Royal College of Surgeons Commission on the Future of Surgery chair Richard Kerr said: “We’re standing on the verge of transformative changes in surgery that have the potential to dramatically improve patients’ care, helping them to live healthier lives for longer. We are now moving from the era of freehand surgery to the digitalisation of surgery, where surgeons are supported by data, genomic analysis and new tools such as robotics.
“Of course some of these technologies will remain science-fiction, with certain clinical challenges too big to overcome, and there may be other innovations we haven’t foreseen. Yet, with new surgical robots, for example those coming to the market in 2019, it seems reasonable to conclude that millions of patients will soon benefit from many of these new technologies.
“It is an incredibly exciting time to be part of the surgical team, as technology is going to enable us to do so much more to keep our patients healthy. Better diagnosis and a more detailed understanding of how illnesses develop, thanks to advances in genomics and genetic testing, will give us the tools to tackle disease at an earlier stage. We will be able to act early and tailor surgery to the needs of individual patients, and therefore likely operating on patients who are otherwise well.”
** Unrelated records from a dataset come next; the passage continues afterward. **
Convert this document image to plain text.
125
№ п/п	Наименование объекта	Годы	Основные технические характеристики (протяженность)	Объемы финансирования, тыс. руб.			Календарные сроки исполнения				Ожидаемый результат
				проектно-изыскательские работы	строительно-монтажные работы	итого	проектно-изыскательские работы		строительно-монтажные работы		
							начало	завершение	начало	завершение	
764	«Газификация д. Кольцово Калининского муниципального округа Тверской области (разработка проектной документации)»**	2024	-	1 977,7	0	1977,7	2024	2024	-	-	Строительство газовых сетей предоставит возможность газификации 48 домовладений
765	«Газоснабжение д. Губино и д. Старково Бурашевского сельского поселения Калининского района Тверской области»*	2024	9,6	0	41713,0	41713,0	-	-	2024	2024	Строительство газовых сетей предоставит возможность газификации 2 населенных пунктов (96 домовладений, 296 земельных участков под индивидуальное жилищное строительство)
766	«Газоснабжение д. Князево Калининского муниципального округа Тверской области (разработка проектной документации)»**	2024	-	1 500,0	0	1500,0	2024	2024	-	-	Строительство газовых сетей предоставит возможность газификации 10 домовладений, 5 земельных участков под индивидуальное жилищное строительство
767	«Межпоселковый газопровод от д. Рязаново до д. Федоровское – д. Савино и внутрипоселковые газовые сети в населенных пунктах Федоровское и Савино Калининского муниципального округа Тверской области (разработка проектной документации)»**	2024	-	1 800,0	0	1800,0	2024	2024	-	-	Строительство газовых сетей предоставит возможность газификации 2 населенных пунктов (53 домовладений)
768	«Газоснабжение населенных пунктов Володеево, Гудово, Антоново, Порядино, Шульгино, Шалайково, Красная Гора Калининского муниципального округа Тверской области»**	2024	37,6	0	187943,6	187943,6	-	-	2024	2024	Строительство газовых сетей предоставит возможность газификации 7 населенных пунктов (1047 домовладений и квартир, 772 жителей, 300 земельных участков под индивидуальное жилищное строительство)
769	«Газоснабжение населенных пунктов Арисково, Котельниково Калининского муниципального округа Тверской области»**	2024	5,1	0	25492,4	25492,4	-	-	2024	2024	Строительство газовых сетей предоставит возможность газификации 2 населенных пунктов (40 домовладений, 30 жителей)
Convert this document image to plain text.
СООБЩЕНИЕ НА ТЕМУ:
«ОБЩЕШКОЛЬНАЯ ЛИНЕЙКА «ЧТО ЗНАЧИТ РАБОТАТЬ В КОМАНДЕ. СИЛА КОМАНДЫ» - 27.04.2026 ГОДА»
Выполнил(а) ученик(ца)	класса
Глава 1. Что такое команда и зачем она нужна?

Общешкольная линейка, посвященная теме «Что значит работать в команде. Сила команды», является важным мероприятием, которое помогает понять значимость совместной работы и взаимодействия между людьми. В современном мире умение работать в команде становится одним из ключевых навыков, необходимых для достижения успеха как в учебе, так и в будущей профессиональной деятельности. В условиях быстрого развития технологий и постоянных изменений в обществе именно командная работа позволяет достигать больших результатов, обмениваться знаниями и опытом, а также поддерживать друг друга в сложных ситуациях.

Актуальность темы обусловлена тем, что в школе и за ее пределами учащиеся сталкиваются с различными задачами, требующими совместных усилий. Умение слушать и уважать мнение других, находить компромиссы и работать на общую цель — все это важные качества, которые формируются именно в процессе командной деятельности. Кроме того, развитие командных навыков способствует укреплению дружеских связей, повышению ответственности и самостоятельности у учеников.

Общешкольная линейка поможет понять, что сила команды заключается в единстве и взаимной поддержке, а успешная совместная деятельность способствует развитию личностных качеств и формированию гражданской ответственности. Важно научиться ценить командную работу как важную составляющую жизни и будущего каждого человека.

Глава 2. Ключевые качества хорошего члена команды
The report has also made a number of recommendations to the UK Government, healthcare regulators and medical royal colleges to ensure the surgical community is able to adapt to coming changes and enable patients to fully benefit from advances. These recommendations include a UK-wide database for tracking all new devices and techniques, investment in the creation of multidisciplinary hubs for the delivery of complex interventions and surgical training for all clinicians who will need to embrace the upcoming changes.